What role does empathy play in your life and how has it helped you? How does empathy help you build better software? Why is empathy important for working on a team? Describe a situation in which your ability to empathize with a colleague or teammate was helpful. When do you find it most difficult to be empathetic in professional settings? How can you improve your skills when faced with these scenarios?

I read "The Surprising (and Non-Technical) Skill You Need to Succeed in Tech" and "Three Kind of Empathy."

I generally consider myself a fairly empathic person. I almost always experience "cognitive empathy," as Daniel Goleman calls it, in which I can recognize what another person is likely to feel, but I generally feel "emotional empathy" and "compassionate empathy" as well. It's easy for me to feel the physical impact of another person's emotions and to spontaneously adjust my approach to try to help them. I have had to work over time to ensure that my own emotional needs don't outweigh the need to address another person's feelings, but that has become significantly easier with greater emotional and personal awareness.

Empathy is a critical ingredient to success in software teams because it allows you to understand the experiences of your customer and of your teammates. This means that not only are you more likely to build something that will be useful to its users, but you are also more likely to build it in a way that keeps your group working cohesively and happily.

Empathy has been especially useful to me anytime I have had to deliver critical feedback. It is the key difference between delivering opinions that make a person feel vulnerable, attacked, and defensive, vs. the kind that make them feel normal, valued, and human. Empathy gives me the ability to remember that the person to whom I'm giving feedback is no different than I am, and won't respond to harsh criticism any better than I do.

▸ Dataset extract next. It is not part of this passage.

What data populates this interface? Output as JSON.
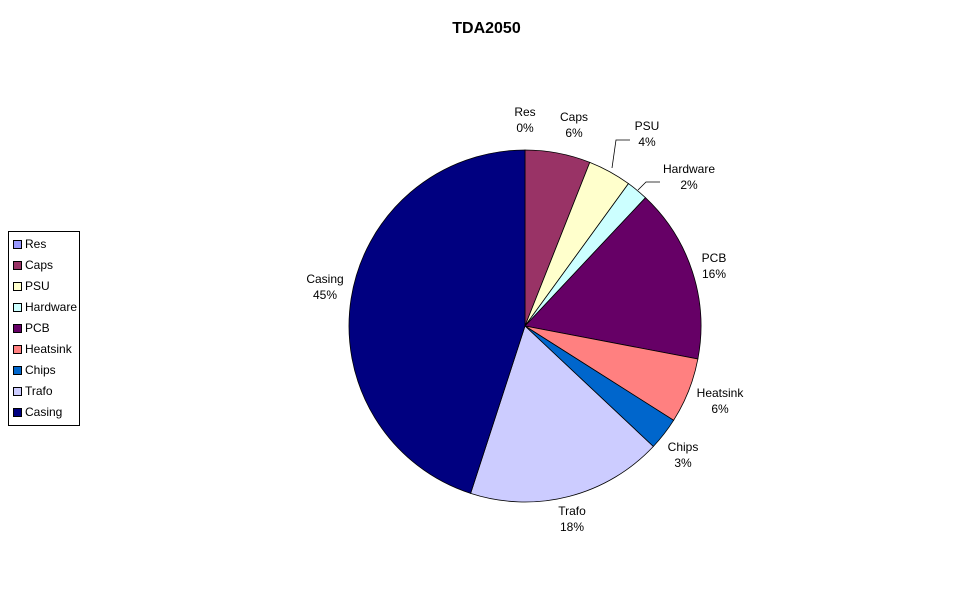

This has been especially helpful for me to remember when someone is delivering harsh criticism to me, as well. Those comments are not necessarily a direct reflection of me, but of that individual's perspective.

Recently, when a VP of my company openly and harshly vocalized a negative opinion of me in front of a group, empathy allowed me to remember that responding in kind was not likley to help him recognize that his approach was hurting me. Instead, I quietly commented that he seemed very frustrated, and that I'd like to understand why. I wouldn't have been able to gather further info on his position if I hadn't been able to empathize with him.

At the same time, however, this was a particularly difficult person for me to empathize with because I felt vulnerable and attacked in the situation. My own emotions were running high, which made it challenging to pause and remember that he was only a human being, having a human experience. The thing that allowed me to respond well despite being triggered was that I recognized the sense of defensiveness building up inside of me. I have to practice this constantly, and am not able to do it all the time, but noticing those types of feelings helps remind me that I'm not thinking totally rationally at the moment, and that there's probably something deeper going on inside me that I should try to be aware of. Meditation and journaling have been critical in helping me to build this awareness, and I definitely intend to keep them up to help me grow more in the future.